- Born: April 6, 1912 Boston, Massachusetts, US
- Died: October 11, 1983 (aged 71) Weymouth, Massachusetts, US
- Occupation: Sports journalist
- Employer: The Boston Globe
- Awards: Lester Patrick Trophy; Elmer Ferguson Memorial Award;

= Tom Fitzgerald (journalist) =

American sports journalist (1912–1983)

Thomas Joseph Fitzgerald (April 6, 1912 – October 11, 1983) was an American sports journalist. He worked for The Boston Globe, reported regularly on the Boston Bruins for more than 30 years, and wrote as a golf correspondent for the Masters Tournament and the U.S. Open. He was the first president of the Professional Hockey Writers' Association and the first sportswriter to receive the Lester Patrick Trophy for service to ice hockey in the United States. He was a member of the Hockey Hall of Fame selection committee for ten years and was the first journalist to be chairman of the committee. His hockey journalism career was posthumously recognized with the Elmer Ferguson Memorial Award from the Hockey Hall of Fame.

==Early life==
Thomas Joseph Fitzgerald was born on April 6, 1912, in Boston, to Irish-American parents Mary Anne Reegan and Thomas Fitzgerald, who worked as a shipping superintendent. He grew up in the Dorchester neighborhood and played ice hockey in Franklin Park. He graduated from Boston Latin School in 1929, then attended Boston University before he dropped out to become a copy boy at The Boston Globe.

==Career==
Fitzgerald became the golf correspondent for The Boston Globe in 1937, began covering the Boston Bruins in 1940, and played as a defenseman on the newspaper's hockey team. He served in the United States Army during World War II and landed with the 6th Engineer Brigade at Omaha Beach. He earned four battle stars during his service, and he became an information specialist in the army while reporting on the war.

Fitzgerald resumed beat reporting on the Boston Bruins after the war. His favorite players were Milt Schmidt and Terry O'Reilly, and he covered Bobby Orr's whole tenure with the Bruins. Fitzgerald was the first president of the Professional Hockey Writers' Association, serving from 1967 to 1968. He was a member of the Hockey Hall of Fame selection committee from June 1973 to June 1983, and was the first newspaper reporter to be chairman of the committee.

Fitzgerald covered the Masters Tournament and the U.S. Open golf championships, wrote a Sunday golf column, edited the annual Globe Golf Preview and the instructional golf series, Home Pro's Notebook. He was a president of the Boston Golf Writers' Association, was a member of the inaugural board of directors for the Golf Writers' Association of America, then become its president in 1946. He oversaw the annual Boston Globe Boys Golf Tournament during the 1960s and 1970s.

Fitzgerald also covered the Boston Marathon, boxing events, college football, and served as president of the St. Francis de Sales Society for Boston Catholic journalists. He retired from The Boston Globe in 1977.

Fitzgerald became the first sportswriter to receive the Lester Patrick Trophy when he was honored in 1978, in recognition of service to hockey in the United States. He was an honorary life member of the Professional Hockey Writers' Association, which voted to recognize his hockey journalism career with the Elmer Ferguson Memorial Award from the Hockey Hall of Fame in 1984.

==Reputation==
The Boston Globe described Fitzgerald and Phil Esposito as "one of Boston's great hockey pairings", when they both received the Lester Patrick Trophy in the same year. National Hockey League president Clarence Campbell felt that Fitzgerald was the most deserving media person for the award, and Bruins' coach Harry Sinden stated that Fitzgerald was well respected in the league and "had a compassion for the problems that arose on the team".

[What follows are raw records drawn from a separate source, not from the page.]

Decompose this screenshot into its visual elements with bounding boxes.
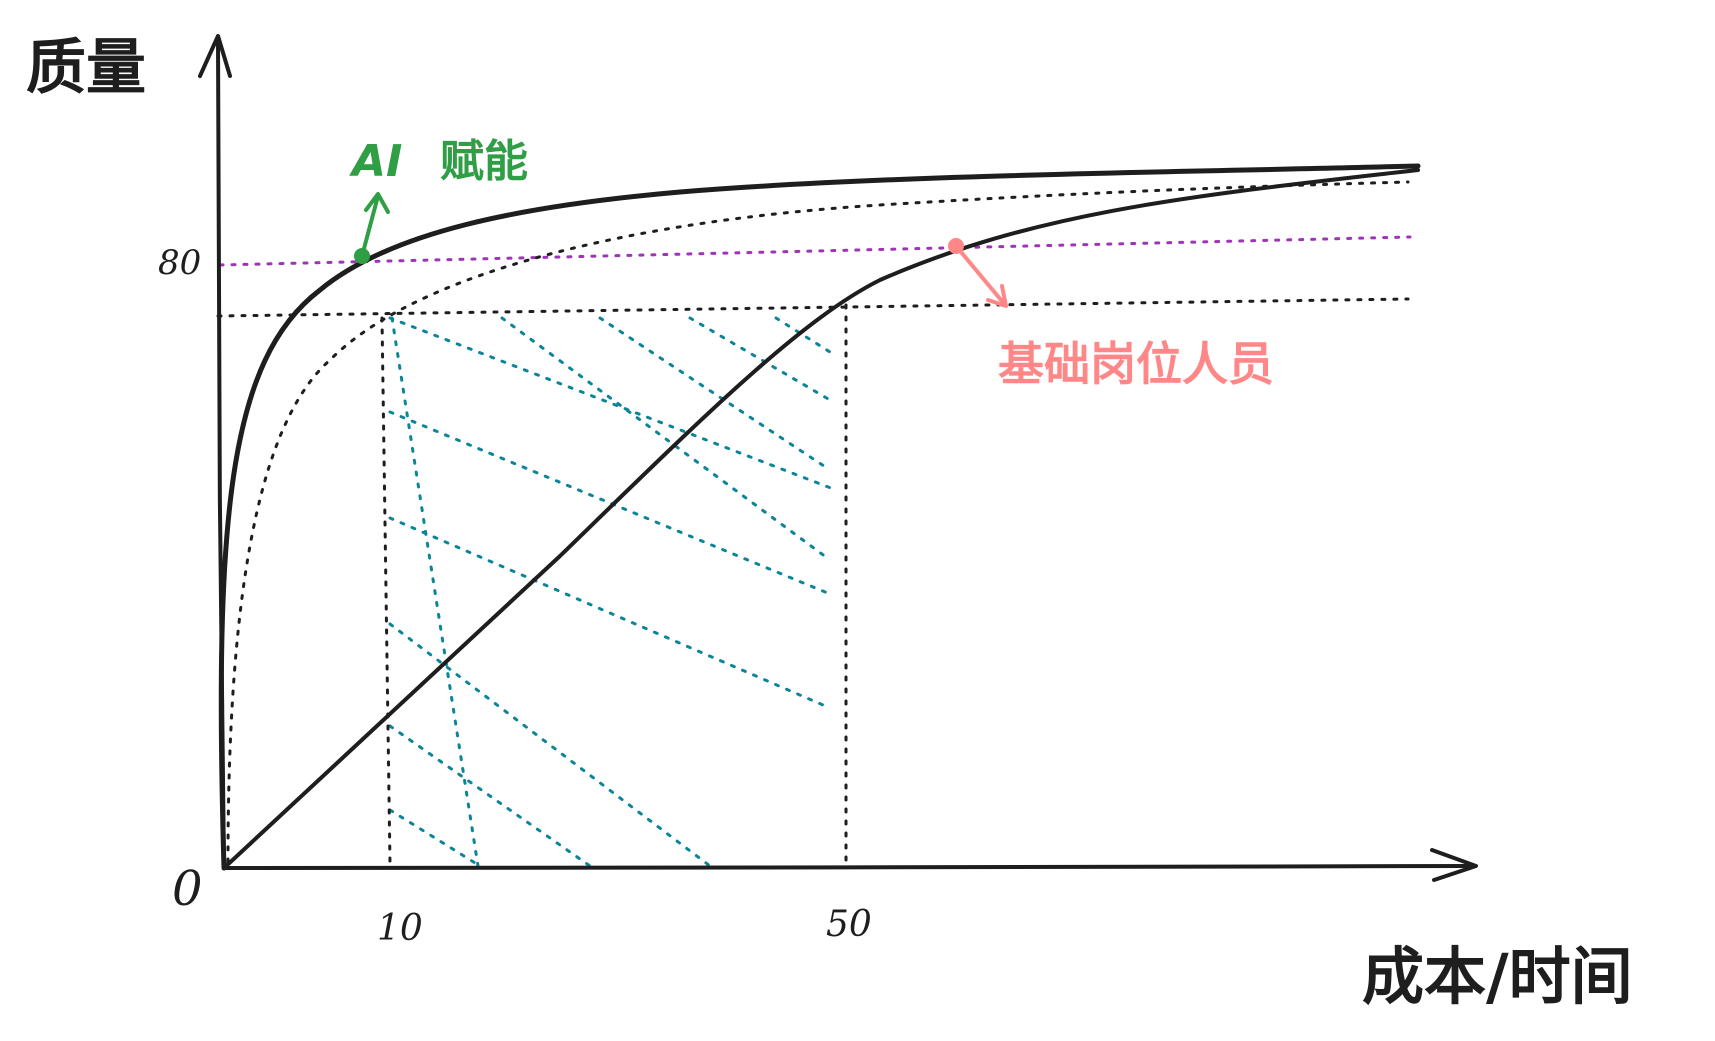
axes xyxy=(198,34,1478,882)
hatch-line xyxy=(688,316,832,402)
hatch-line xyxy=(598,316,832,472)
x-tick-label-50: 50 xyxy=(826,904,872,945)
x-axis-arrowhead xyxy=(1430,848,1478,882)
ai-annotation-text: 赋能 xyxy=(440,136,528,187)
reference-line-horizontal xyxy=(216,297,1410,318)
y-axis xyxy=(216,38,226,870)
basic-staff-label: 基础岗位人员 xyxy=(998,337,1274,391)
x-axis-title: 成本/时间 xyxy=(1362,940,1633,1013)
x-axis xyxy=(222,864,1476,870)
x-tick-label-10: 10 xyxy=(377,908,423,949)
hatch-line xyxy=(388,316,838,492)
hatch-line xyxy=(388,410,832,596)
y-axis-title: 质量 xyxy=(26,33,146,103)
hatched-region xyxy=(388,316,838,868)
y-axis-arrowhead xyxy=(198,34,232,78)
reference-line-x10 xyxy=(380,316,392,866)
basic-staff-curve xyxy=(222,168,1420,870)
hatch-line xyxy=(388,808,482,868)
ai-annotation-prefix: AI xyxy=(349,136,402,187)
ai-empowered-curve xyxy=(218,163,1421,871)
hatch-line xyxy=(388,516,832,710)
threshold-line-80 xyxy=(218,235,1412,267)
ai-annotation: AI 赋能 xyxy=(349,136,528,264)
reference-lines xyxy=(216,297,1410,866)
origin-label: 0 xyxy=(172,861,203,917)
y-tick-label-80: 80 xyxy=(158,243,201,283)
basic-staff-arrow xyxy=(954,244,1008,308)
hatch-line xyxy=(388,724,592,868)
basic-staff-annotation: 基础岗位人员 xyxy=(948,238,1274,391)
ai-arrow xyxy=(360,192,390,258)
dotted-middle-curve xyxy=(226,180,1410,864)
hatch-line xyxy=(774,316,832,354)
hatch-line xyxy=(500,316,832,562)
hatch-line xyxy=(388,622,712,868)
hatch-line xyxy=(390,316,480,868)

Golf journalist Ernie Roberts reported that Fitzgerald never played the game, but had a good rapport with the players and earned their respect. Massachusetts Golf Association executive director Dick Haskell stated, "Tom did as much as any golf writer to promote the sport".

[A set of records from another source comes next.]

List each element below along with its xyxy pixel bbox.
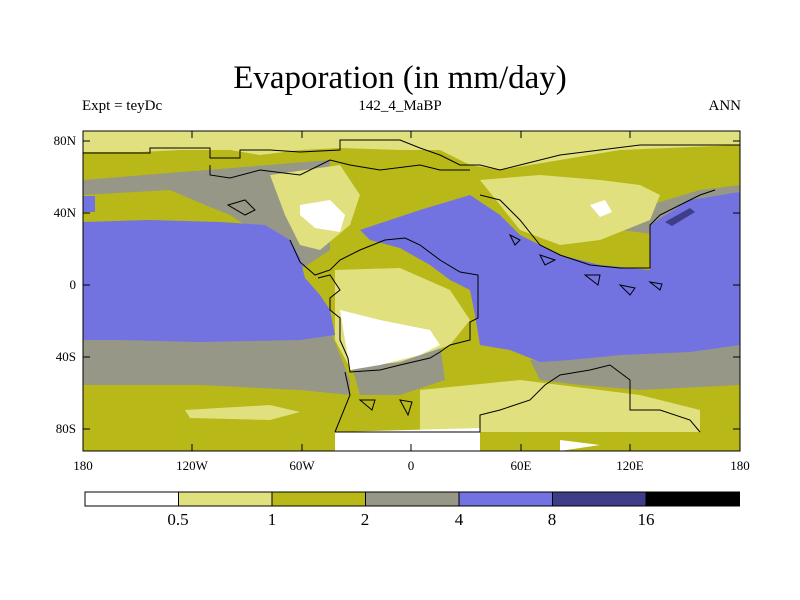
lon-label-180e: 180 bbox=[730, 458, 750, 473]
colorbar-label-16: 16 bbox=[637, 510, 655, 529]
ocean-blue-pacific bbox=[83, 220, 335, 342]
colorbar-label-0-5: 0.5 bbox=[167, 510, 189, 529]
lon-label-120e: 120E bbox=[616, 458, 644, 473]
ocean-grey-south-pacific bbox=[83, 330, 350, 395]
lat-label-0: 0 bbox=[69, 277, 77, 292]
colorbar-box bbox=[552, 491, 647, 507]
land-white-south-edge bbox=[560, 440, 600, 451]
ocean-darkblue-streak bbox=[665, 208, 695, 226]
land-light-south-band bbox=[185, 405, 300, 420]
land-light-north-america bbox=[83, 131, 740, 170]
lat-label-40n: 40N bbox=[53, 205, 76, 220]
colorbar-box bbox=[458, 491, 553, 507]
axis-ticks bbox=[83, 131, 740, 451]
lat-label-80s: 80S bbox=[55, 421, 76, 436]
land-white-south-america bbox=[340, 310, 440, 370]
colorbar-label-1: 1 bbox=[267, 510, 277, 529]
continent-outlines bbox=[83, 139, 740, 433]
colorbar bbox=[84, 491, 740, 507]
colorbar-box bbox=[271, 491, 366, 507]
land-white-antarctica bbox=[335, 428, 480, 451]
lon-label-120w: 120W bbox=[176, 458, 208, 473]
lon-label-60e: 60E bbox=[510, 458, 532, 473]
colorbar-box bbox=[84, 491, 179, 507]
ocean-blue-indian bbox=[360, 192, 740, 362]
lon-label-0: 0 bbox=[407, 458, 415, 473]
land-white-north-africa bbox=[300, 200, 345, 232]
colorbar-label-4: 4 bbox=[454, 510, 464, 529]
colorbar-box bbox=[645, 491, 740, 507]
season-label: ANN bbox=[708, 98, 742, 114]
lon-label-60w: 60W bbox=[289, 458, 315, 473]
chart-title: Evaporation (in mm/day) bbox=[233, 60, 567, 96]
land-white-north bbox=[590, 200, 612, 217]
ocean-blue-west-pacific bbox=[83, 196, 95, 212]
colorbar-box bbox=[365, 491, 460, 507]
lat-label-80n: 80N bbox=[53, 133, 76, 148]
ocean-grey-region bbox=[83, 160, 330, 270]
colorbar-box bbox=[178, 491, 273, 507]
colorbar-label-8: 8 bbox=[547, 510, 557, 529]
land-light-eurasia bbox=[480, 175, 660, 245]
experiment-label: Expt = teyDc bbox=[82, 98, 163, 114]
land-light-africa-south bbox=[420, 380, 700, 432]
colorbar-label-2: 2 bbox=[360, 510, 370, 529]
lon-label-180w: 180 bbox=[73, 458, 93, 473]
case-label: 142_4_MaBP bbox=[358, 98, 442, 114]
lat-label-40s: 40S bbox=[55, 349, 76, 364]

Colleagues at The Boston Globe reported that when a publishing deadline was approaching, Fitzgerald regularly responded to distracting conversations with sarcasm by asking, "Is my typing disturbing you"? Fellow Globe journalist Ray Fitzgerald was not related to Tom Fitzgerald, but referred to him as "Uncle Tom" out of respect. Ray Fitzgerald wrote in 1978 that Tom Fitzgerald was a frequent guest commentator on television and radio, and reportedly held the Guinness world record for "the accumulation of complimentary raincoats, Panasonic radios and Cross pens".

==Personal life==
Fitzgerald was married to Shirley Yuhas, secretary to Weston Adams who owned the Boston Bruins. The couple had one daughter and one son, and resided in Scituate, Massachusetts. He died from cancer on October 11, 1983, at the South Shore Hospital in Weymouth, Massachusetts. He was interred at Fairview Cemetery in Scituate.